Ghanaian business icon and philanthropist, Dr Kofi Amoah, says Ghana's long term solution to the current economic challenges is maximisation of the country's agricultural output.
Dr Amoah is also of the view that instead of prioritising free secondary education, managers of the economy must strive to "strengthen the economy for domestic production".
According to him although education is important the current state of the country's economy should cause policy makers to put a hold on increasing access to education -- which he firmly believes "can come later". Ghana's economy since the beginning of the year has been wobbling due in part to a falling Cedi against major trading currencies.
The Cedi has lost almost 11% against the dollar since January 2014, although current exchange rates suggest Bank of Ghana measures to arrest the situation -- introduced last month -- seem to be yielding some results. Prices of imported goods and foodstuffs -- which average $1.5 billion annually -- are increasing, thereby stalling business growth.
Speaking on Metro TV's 'Good Evening Ghana' on Tuesday, Dr Kofi Amoah, who is also a development economist, thinks the country's problems lies partly on over dependence on importation -- a quest to meet demands for imported goods without plans to produce locally.
His ‘three-fold’ development solution for Ghana is agriculture, manufacturing and financing. According to Dr Amoah Ghana’s vast, fertile lands and “energetic young people looking for jobs" must be put to work, in agriculture and manufacturing, if the country’s troubled economy is to recover.
He said the current high levels of rural-urban migration should be a wakeup call for government to make use of the eager manpower ready to work in the various regions across the country.

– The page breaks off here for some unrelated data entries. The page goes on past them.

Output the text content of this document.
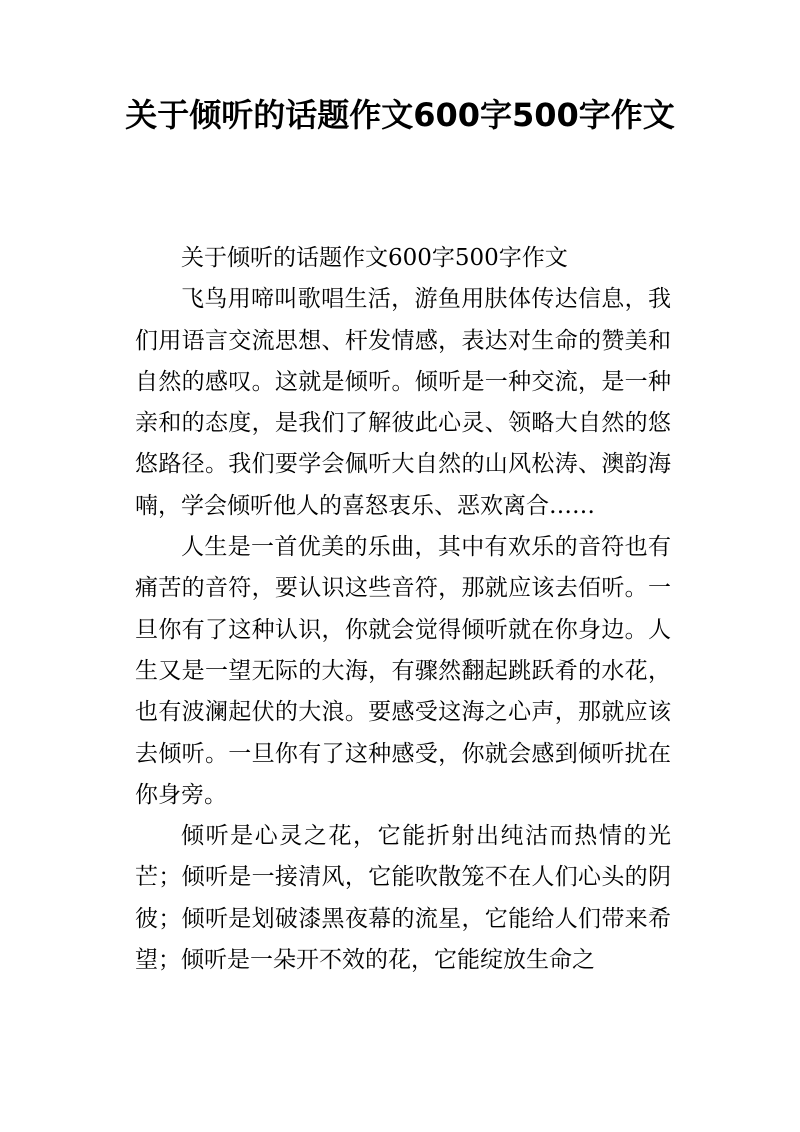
关于倾听的话题作文600字500字作文

关于倾听的话题作文600字500字作文

飞鸟用啼叫歌唱生活，游鱼用肤体传达信息，我们用语言交流思想、杆发情感，表达对生命的赞美和自然的感叹。这就是倾听。倾听是一种交流，是一种亲和的态度，是我们了解彼此心灵、领略大自然的悠悠路径。我们要学会佩听大自然的山风松涛、澳韵海喃，学会倾听他人的喜怒衷乐、恶欢离合……

人生是一首优美的乐曲，其中有欢乐的音符也有痛苦的音符，要认识这些音符，那就应该去佰听。一旦你有了这种认识，你就会觉得倾听就在你身边。人生又是一望无际的大海，有骤然翻起跳跃肴的水花，也有波澜起伏的大浪。要感受这海之心声，那就应该去倾听。一旦你有了这种感受，你就会感到倾听扰在你身旁。

倾听是心灵之花，它能折射出纯沽而热情的光芒；倾听是一接清风，它能吹散笼不在人们心头的阴彼；倾听是划破漆黑夜幕的流星，它能给人们带来希望；倾听是一朵开不效的花，它能绽放生命之
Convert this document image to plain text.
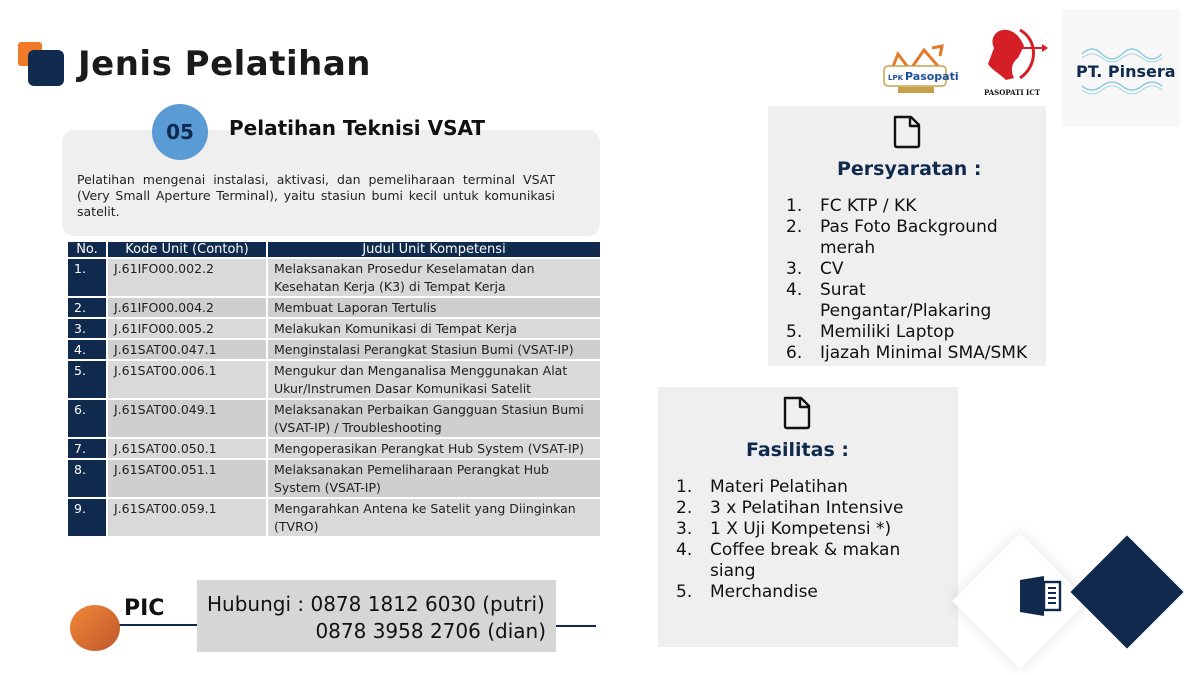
Jenis Pelatihan	LPK Pasopati
PASOPATI ICT
PT. Pinsera
05	Pelatihan Teknisi VSAT
Pelatihan mengenai instalasi, aktivasi, dan pemeliharaan terminal VSAT (Very Small Aperture Terminal), yaitu stasiun bumi kecil untuk komunikasi satelit.
No.	Kode Unit (Contoh)	Judul Unit Kompetensi
1.	J.61IFO00.002.2	Melaksanakan Prosedur Keselamatan dan Kesehatan Kerja (K3) di Tempat Kerja
2.	J.61IFO00.004.2	Membuat Laporan Tertulis
3.	J.61IFO00.005.2	Melakukan Komunikasi di Tempat Kerja
4.	J.61SAT00.047.1	Menginstalasi Perangkat Stasiun Bumi (VSAT-IP)
5.	J.61SAT00.006.1	Mengukur dan Menganalisa Menggunakan Alat Ukur/Instrumen Dasar Komunikasi Satelit
6.	J.61SAT00.049.1	Melaksanakan Perbaikan Gangguan Stasiun Bumi (VSAT-IP) / Troubleshooting
7.	J.61SAT00.050.1	Mengoperasikan Perangkat Hub System (VSAT-IP)
8.	J.61SAT00.051.1	Melaksanakan Pemeliharaan Perangkat Hub System (VSAT-IP)
9.	J.61SAT00.059.1	Mengarahkan Antena ke Satelit yang Diinginkan (TVRO)
PIC Hubungi : 0878 1812 6030 (putri)
0878 3958 2706 (dian)
Persyaratan :
1.	FC KTP / KK
2.	Pas Foto Background merah
3.	CV
4.	Surat Pengantar/Plakaring
5.	Memiliki Laptop
6.	Ijazah Minimal SMA/SMK
Fasilitas :
1.	Materi Pelatihan
2.	3 x Pelatihan Intensive
3.	1 X Uji Kompetensi *)
4.	Coffee break & makan siang
5.	Merchandise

There is nothing wrong with borrowing money to finance, or in his words, “give flesh” to a viable agric and manufacturing policy plan. Need for a national plan Dr Amoah blames the seeming lack of right priorities for the country on a lack of national plan.
Although President John Mahama pledged last year to ensure that Ghana’s first President, Dr Kwame Nkrumah’s seven-year development plan – rebranded as ‘Vision 2020’– is completed, Dr Amoah says Ghana needs more than a vision.
Vision 2020, which focuses on education, agriculture and rural development, was put together by the National Development Planning Commission (NDPC) during the Jerry Rawlings administration.
“If you want to equate a vision to a plan, I am sorry I am not going to agree with that. It’s good to have a vision because a vision sets the visible destination that you want to arrive at”, he told show host Paul Adom Otchere.
But an actionable policy plan that focuses on agricultural production and manufacturing with a cogent financing strategy is better than a vision, Dr Amoah insists.
His three-fold development solution for the state, he claims, is the same strategy which relatively better economies like South Korea, Malaysia and Brazil pursued.